Non. Elle et le reste de ma famille… la joie avait été réelle, les retrouvailles émouvantes, et la joie de Freya sans borne. Mon soulagement avait été intense, presqu’autant que ma joie. Non. Il y avait autre chose.

« Oui. » Rien de plus. Elle m’avait demandé de venir ici avec elle. Elle me dirait ce qu’elle voulait me dire quand cela lui conviendrait. Cela lui prit du temps.

« Ils savent que tu n’es pas coupable. »

« Bien sur. »

« Non. » Son ton était sec, dur. « Pas maman. Pas la famille. Oh, ils le savent, mais je parle de l’état major. »

Je la regardai avec un air un peu dépassé.

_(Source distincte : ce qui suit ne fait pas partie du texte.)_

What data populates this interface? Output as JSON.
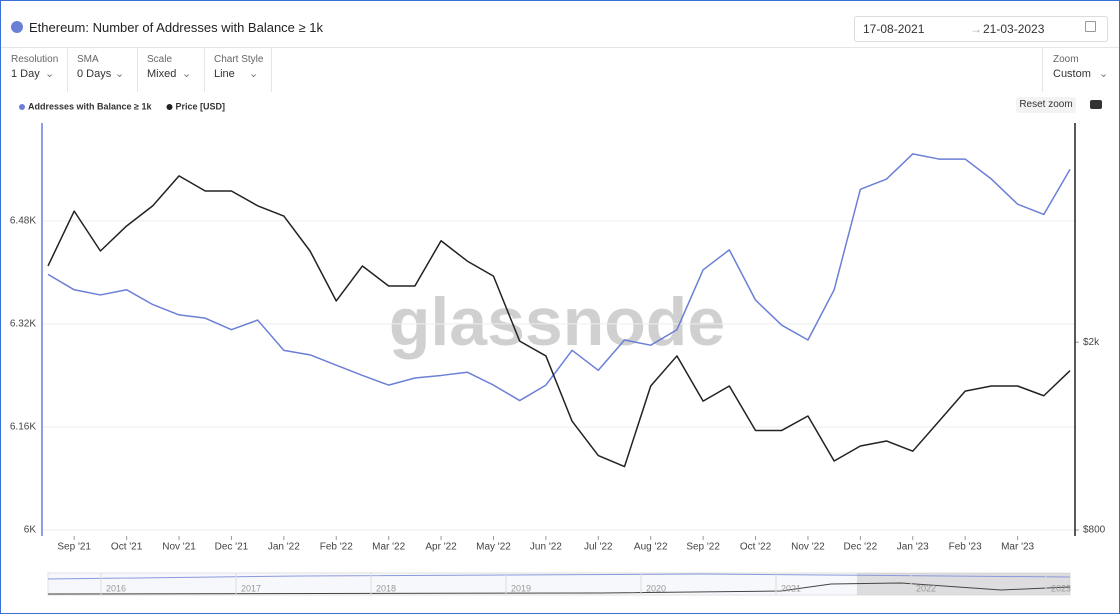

Elle continua, regardant droit devant. « Tu penses que la sœur d’un traître aurait été admise à l’Académie Militaire? Tu penses qu’elle aurait été promue aussi rapidement que je l’ai été? Ça, je l’ai mérité. J’ai mérité le rang que j’ai. Mais je sais comment la Légion fonctionne. Ça ne se peut pas. Et il est carrément impossible que la sœur d’un traître avec seulement quelques missions de combat à son actif puisse se faire assigner sur Kazin, pour faire partie de la garde Impériale. Impossible. Quelqu’un le sait. Ce quelqu’un ne veut pas que je paie le prix d’un crime que tu n’as pas commis. Ce quelqu’un n’ouvre pas la bouche pour te défendre. Lorsque je le trouverai, je lui arracherai la gorge. »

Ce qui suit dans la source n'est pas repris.